Yes, dear readers, I’ve heard you loud and clear. The make out session is on its way. But first…
I thought, while I had your attention, I’d attempt to interest a few of the newer readers of this modest blog who joined us once production commenced on “City Island” to the blog’s original intention–the celebration of my twin obsessions, old movies and jazz, as purveyed clip by clip on the wondrous thing known as youtube. (Jesus that’s a long sentance. Anyone still reading?) The vehicle for this would not be un-“City Island” related, however; I’ve found a quite amusing montage that a youtuber named Nicoley132 built revolving around the pre-code era and, among other things, people making out in old movies.
Briefly, the Production Code was established circa 1933 in order to rid movies of salacious behavior and improve the country’s low impression of Hollywood’s notoriously low morals. But before the code anything went, short of pornography. Sex was much more open in the late silent and early sound era than it ever was again until the late 1960’s. Violence had an edge that wasn’t matched until decades later as well. And gay characters were part of the movie landscape as well–albeit in a comic way of course, but still they were there, in a refreshingly open way.
I bring this up because of the curious form of self-censorship that filmmakers now practice. Since the collapse of the Production Code (a gradual process that began with the use of the word “virgin” in Otto Preminger’s “The Moon Is Blue” in 1953) and the installation of the bizarre group known as the MPAA (they’re the ones that assign movies a rating), the burden has shifted to the filmmaker to decide what is appropriate to include in his or her movie. When making a movie like “City Island”, for instance, we are conscious of attempting to appeal to a wider more family-driven audience–which leads to the assumption that the rating we wish to achieve would be a PG-13. But what exactly constitutes the standard of this rating? The MPAA will never tell you. From past history, though, it can be assumed that only a modicum of foul language will be tolerated. For some reason, the characters in my movie exclaim “Shit!” quite a bit. Will this be a problem? Perhaps. It goes without saying that “Fuck” gets you an “R”. I wonder why? Is the sexual connotation of F*#$ worse than the excretionary connotation of S&#*?

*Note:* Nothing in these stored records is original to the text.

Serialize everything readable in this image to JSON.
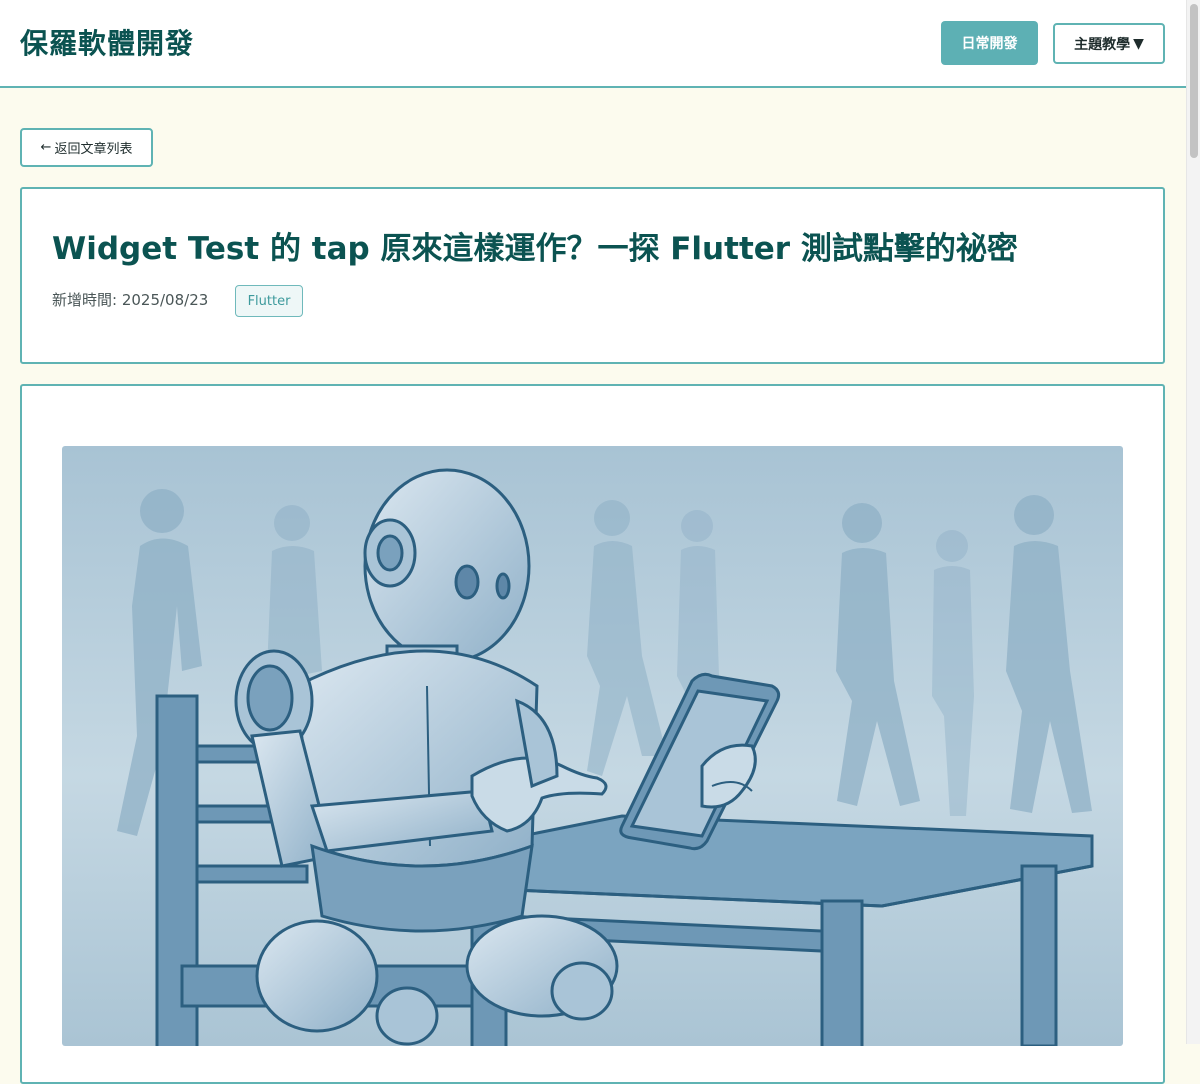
{
  "site": {
    "title": "保羅軟體開發"
  },
  "nav": {
    "primary_label": "日常開發",
    "dropdown_label": "主題教學",
    "dropdown_icon": "▼"
  },
  "back_button": {
    "arrow": "←",
    "label": "返回文章列表"
  },
  "article": {
    "title": "Widget Test 的 tap 原來這樣運作？一探 Flutter 測試點擊的祕密",
    "date": "新增時間: 2025/08/23",
    "tag": "Flutter"
  },
  "hero_image": {
    "subject": "robot-using-tablet-illustration"
  },
  "colors": {
    "accent": "#5fb3b3",
    "title": "#0b5351",
    "page_bg": "#fcfbee",
    "primary_button": "#5db0b4"
  }
}
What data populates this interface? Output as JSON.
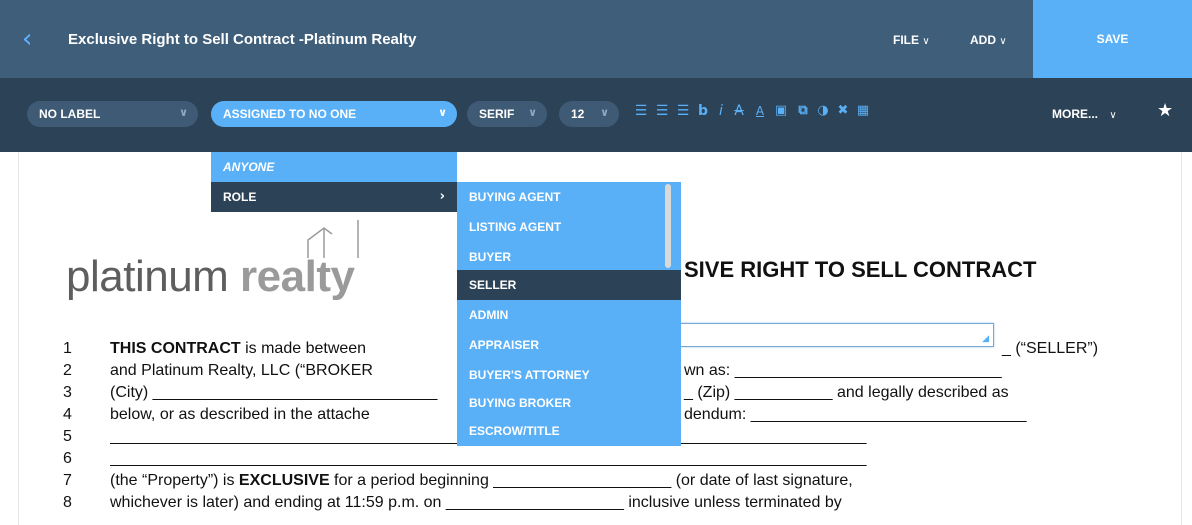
{
  "header": {
    "back_icon": "chevron-left-icon",
    "title": "Exclusive Right to Sell Contract -Platinum Realty",
    "file_label": "FILE",
    "add_label": "ADD",
    "save_label": "SAVE",
    "chev": "∨"
  },
  "toolbar": {
    "label_select": "NO LABEL",
    "assign_select": "ASSIGNED TO NO ONE",
    "font_select": "SERIF",
    "size_select": "12",
    "more_label": "MORE...",
    "chev": "∨",
    "format_icons": [
      "align-left-icon",
      "align-center-icon",
      "align-right-icon",
      "bold-icon",
      "italic-icon",
      "strikethrough-icon",
      "underline-icon",
      "stamp-icon",
      "copy-icon",
      "contrast-icon",
      "delete-icon",
      "calculator-icon",
      "star-icon"
    ],
    "bold_glyph": "b",
    "italic_glyph": "i",
    "strike_glyph": "A",
    "underline_glyph": "A",
    "delete_glyph": "✖",
    "star_glyph": "★"
  },
  "assign_menu": {
    "anyone": "ANYONE",
    "role": "ROLE",
    "role_arrow": "›",
    "roles": [
      "BUYING AGENT",
      "LISTING AGENT",
      "BUYER",
      "SELLER",
      "ADMIN",
      "APPRAISER",
      "BUYER'S ATTORNEY",
      "BUYING BROKER",
      "ESCROW/TITLE"
    ],
    "selected_role": "SELLER"
  },
  "document": {
    "logo_word1": "platinum ",
    "logo_word2": "realty",
    "heading": "SIVE RIGHT TO SELL CONTRACT",
    "lines": [
      {
        "n": "1",
        "text_a_bold": "THIS CONTRACT",
        "text_a": " is made between",
        "text_b": "_ (“SELLER”)"
      },
      {
        "n": "2",
        "text_a": "and Platinum Realty, LLC (“BROKER",
        "text_b": "wn as: ______________________________"
      },
      {
        "n": "3",
        "text_a": "(City) ________________________________",
        "text_b": "_ (Zip) ___________ and legally described as"
      },
      {
        "n": "4",
        "text_a": "below, or as described in the attache",
        "text_b": "dendum: _______________________________"
      },
      {
        "n": "5",
        "text_a": "_____________________________________________________________________________________"
      },
      {
        "n": "6",
        "text_a": "_____________________________________________________________________________________"
      },
      {
        "n": "7",
        "text_a": "(the “Property”) is ",
        "text_a_bold2": "EXCLUSIVE",
        "text_a2": " for a period beginning ____________________ (or date of last signature,"
      },
      {
        "n": "8",
        "text_a": "whichever is later) and ending at 11:59 p.m. on ____________________ inclusive unless terminated by"
      }
    ]
  }
}
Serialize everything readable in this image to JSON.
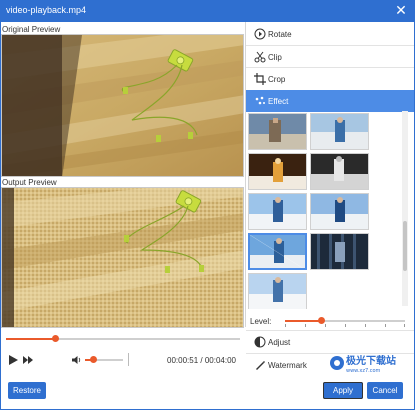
{
  "window": {
    "title": "video-playback.mp4",
    "close_symbol": "✕"
  },
  "preview": {
    "original_label": "Original Preview",
    "output_label": "Output Preview"
  },
  "playback": {
    "progress_fraction": 0.21,
    "volume_fraction": 0.2,
    "current_time": "00:00:51",
    "total_time": "00:04:00",
    "time_separator": "/"
  },
  "menu": {
    "items": [
      {
        "label": "Rotate",
        "icon": "rotate-icon"
      },
      {
        "label": "Clip",
        "icon": "scissors-icon"
      },
      {
        "label": "Crop",
        "icon": "crop-icon"
      },
      {
        "label": "Effect",
        "icon": "effect-icon",
        "active": true
      }
    ],
    "bottom_items": [
      {
        "label": "Adjust",
        "icon": "adjust-icon"
      },
      {
        "label": "Watermark",
        "icon": "watermark-icon"
      }
    ]
  },
  "effects": {
    "selected_index": 6,
    "level_label": "Level:",
    "level_fraction": 0.3
  },
  "buttons": {
    "restore": "Restore",
    "apply": "Apply",
    "cancel": "Cancel"
  },
  "overlay_logo": {
    "text": "极光下载站",
    "subtext": "www.xz7.com"
  },
  "colors": {
    "accent": "#2f6fd0",
    "active_menu": "#4d8ce6",
    "slider": "#ea5a2b"
  }
}
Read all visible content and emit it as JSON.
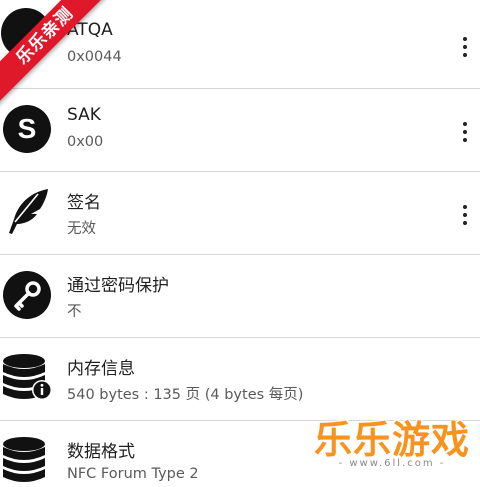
{
  "rows": [
    {
      "title": "ATQA",
      "subtitle": "0x0044",
      "icon": "atqa-icon",
      "has_menu": true
    },
    {
      "title": "SAK",
      "subtitle": "0x00",
      "icon": "sak-s-icon",
      "has_menu": true
    },
    {
      "title": "签名",
      "subtitle": "无效",
      "icon": "feather-icon",
      "has_menu": true
    },
    {
      "title": "通过密码保护",
      "subtitle": "不",
      "icon": "key-icon",
      "has_menu": false
    },
    {
      "title": "内存信息",
      "subtitle": "540 bytes : 135 页 (4 bytes 每页)",
      "icon": "database-info-icon",
      "has_menu": false
    },
    {
      "title": "数据格式",
      "subtitle": "NFC Forum Type 2",
      "icon": "database-icon",
      "has_menu": false
    }
  ],
  "watermark": {
    "ribbon_text": "乐乐亲测",
    "brand_name": "乐乐游戏",
    "brand_url": "- www.6ll.com -"
  },
  "colors": {
    "ribbon": "#e0192a",
    "brand": "#f7931e",
    "icon": "#111111"
  }
}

Then there’s sex, which the MPAA seems much more concerned about than violence. A good make out session is probably OK. But what happens when hands start reaching for parts of the human anatomy? Generally the theory is to avoid this if you want to stay in the land of PG-13. There was an interesting documentary made a few years ago about the people who actually comprise the membership of the MPAA and how the power to rate movies has fallen into the hands of this strange cabal. When you see who they are, you begin to understand why violence in movies is more tolerable than sex. Let’s just say that Obama’s brilliantly true comment (which he was forced to back away from) about bitter people clinging to guns and religion comes to mind when putting a face on the MPAA. It’s a game without a playbook and the filmmaker is never sure of where the chips will fall. Alternate versions of scenes are frequently shot for language reasons. Sometimes an appeal can be made to the MPAA and they will suggest changes that might alter the rating. Other times they are implacable and silent; nothing will move them to reconsider the rating they’ve bestowed.